Still, there’s no refuting the environmental superiority of reusable cloth bags. Customers who accept their ration of paper or plastic in good faith find it’s not always easy reusing those materials.  Plastic bags may survive more than one incarnation around the house, but the most obvious role for these non-biodegradable land-fillers– as mini garbage receptacles– is a puzzler. Perfect (cheap) solution though it ought to be, the plastic grocery bag disintegrates with every attempt to line a kitty box. And stretched taut over the rim of household trash cans, they resemble doilies worn by oil drums. Paper bags, on the other hand, endure about eight (shapely) lives before their fibers are worn to a thread. Digestible in the landfill, they have greater commercial value and recyclable content. 
Of course, most grocery stores offer bins out front for their shoppers’ old plastic– even competitors’– bags, eliminating the need to rack your creative brain for unheard-of uses for that amorphous mass that seems to spring from every kitchen nook. Recycling bags seems to make good economic sense for grocery stores.
A store manager at Kroger who wished to remain anonymous offered this: all those bins of plastic bags, along with cardboard bales from food shipments, are trucked back to a giant compactor at a larger store facility.
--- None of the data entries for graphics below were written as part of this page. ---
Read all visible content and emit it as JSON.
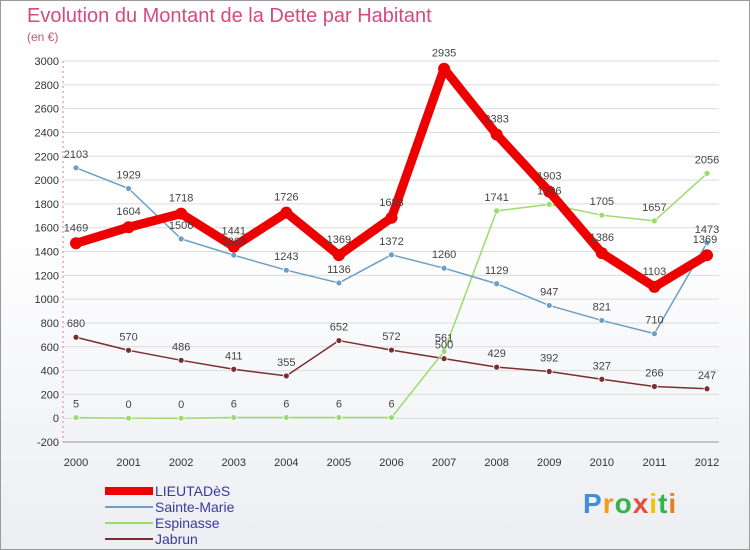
{
  "chart_data": {
    "type": "line",
    "title": "Evolution du Montant de la Dette par Habitant",
    "subtitle": "(en €)",
    "categories": [
      "2000",
      "2001",
      "2002",
      "2003",
      "2004",
      "2005",
      "2006",
      "2007",
      "2008",
      "2009",
      "2010",
      "2011",
      "2012"
    ],
    "ylim": [
      -200,
      3000
    ],
    "yticks": [
      -200,
      0,
      200,
      400,
      600,
      800,
      1000,
      1200,
      1400,
      1600,
      1800,
      2000,
      2200,
      2400,
      2600,
      2800,
      3000
    ],
    "grid": "horizontal",
    "legend_position": "bottom-left",
    "series": [
      {
        "name": "LIEUTADèS",
        "color": "#ee0000",
        "values": [
          1469,
          1604,
          1718,
          1441,
          1726,
          1369,
          1683,
          2935,
          2383,
          1903,
          1386,
          1103,
          1369
        ]
      },
      {
        "name": "Sainte-Marie",
        "color": "#6d9ec6",
        "values": [
          2103,
          1929,
          1506,
          1369,
          1243,
          1136,
          1372,
          1260,
          1129,
          947,
          821,
          710,
          1473
        ]
      },
      {
        "name": "Espinasse",
        "color": "#9bdd6b",
        "values": [
          5,
          0,
          0,
          6,
          6,
          6,
          6,
          561,
          1741,
          1796,
          1705,
          1657,
          2056
        ]
      },
      {
        "name": "Jabrun",
        "color": "#7a2f2f",
        "values": [
          680,
          570,
          486,
          411,
          355,
          652,
          572,
          500,
          429,
          392,
          327,
          266,
          247
        ]
      }
    ]
  },
  "logo": {
    "letters": [
      "P",
      "r",
      "o",
      "x",
      "i",
      "t",
      "i"
    ],
    "colors": [
      "#3d8fd9",
      "#f39c1e",
      "#37b24d",
      "#e74c3c",
      "#f1c40f",
      "#37b24d",
      "#e67e22"
    ]
  }
}
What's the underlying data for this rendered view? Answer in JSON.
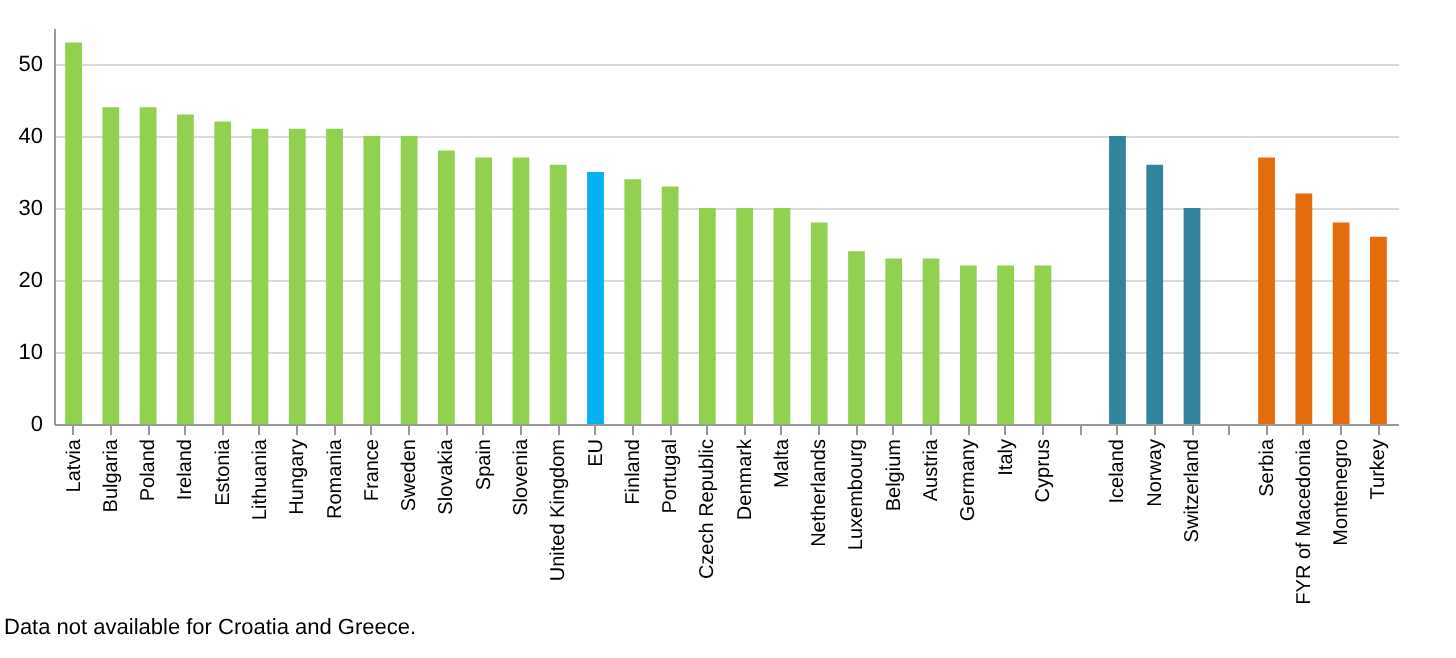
{
  "chart_data": {
    "type": "bar",
    "categories": [
      "Latvia",
      "Bulgaria",
      "Poland",
      "Ireland",
      "Estonia",
      "Lithuania",
      "Hungary",
      "Romania",
      "France",
      "Sweden",
      "Slovakia",
      "Spain",
      "Slovenia",
      "United Kingdom",
      "EU",
      "Finland",
      "Portugal",
      "Czech Republic",
      "Denmark",
      "Malta",
      "Netherlands",
      "Luxembourg",
      "Belgium",
      "Austria",
      "Germany",
      "Italy",
      "Cyprus",
      null,
      "Iceland",
      "Norway",
      "Switzerland",
      null,
      "Serbia",
      "FYR of Macedonia",
      "Montenegro",
      "Turkey"
    ],
    "values": [
      53,
      44,
      44,
      43,
      42,
      41,
      41,
      41,
      40,
      40,
      38,
      37,
      37,
      36,
      35,
      34,
      33,
      30,
      30,
      30,
      28,
      24,
      23,
      23,
      22,
      22,
      22,
      null,
      40,
      36,
      30,
      null,
      37,
      32,
      28,
      26
    ],
    "colors": [
      "#92d050",
      "#92d050",
      "#92d050",
      "#92d050",
      "#92d050",
      "#92d050",
      "#92d050",
      "#92d050",
      "#92d050",
      "#92d050",
      "#92d050",
      "#92d050",
      "#92d050",
      "#92d050",
      "#00b0f0",
      "#92d050",
      "#92d050",
      "#92d050",
      "#92d050",
      "#92d050",
      "#92d050",
      "#92d050",
      "#92d050",
      "#92d050",
      "#92d050",
      "#92d050",
      "#92d050",
      "#92d050",
      "#31849b",
      "#31849b",
      "#31849b",
      "#e46c0a",
      "#e46c0a",
      "#e46c0a",
      "#e46c0a",
      "#e46c0a"
    ],
    "ylim": [
      0,
      55
    ],
    "yticks": [
      0,
      10,
      20,
      30,
      40,
      50
    ],
    "grid": "y",
    "annotations": [
      "Data not available for Croatia and Greece."
    ]
  }
}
From there, the materials are sold to a plastics plant, and in their life cycle they come round again as objects at a Kroger check-out counter waiting to be chosen– “Okay then, plastic.” Without divulging particulars, the manager notes that the store “gets credited.”
Locally, do large chains give “credit” to shoppers who bring their own bags?
Kroger store manager Pennie Osborne: “I haven’t heard of anything like that.”
A customer service representative at Harris Teeter said that it hasn’t happened yet. “They’re looking at it for the future,” he said.
According to Ron Sexton, a manager at the Charlottesville Giant, however, customers there get a three-cent credit for each bag they bring– just as Starbucks reduces the tab when you tote your own coffee cup. Consider that if every American shopper takes even two or three fewer bags per month, hundreds of millions will be saved annually.
Maybe it’s time to consider trading in the store bags for the reusable cloth kind. Think of the forests and landfills spared, the change you could save… and all those grateful baggers.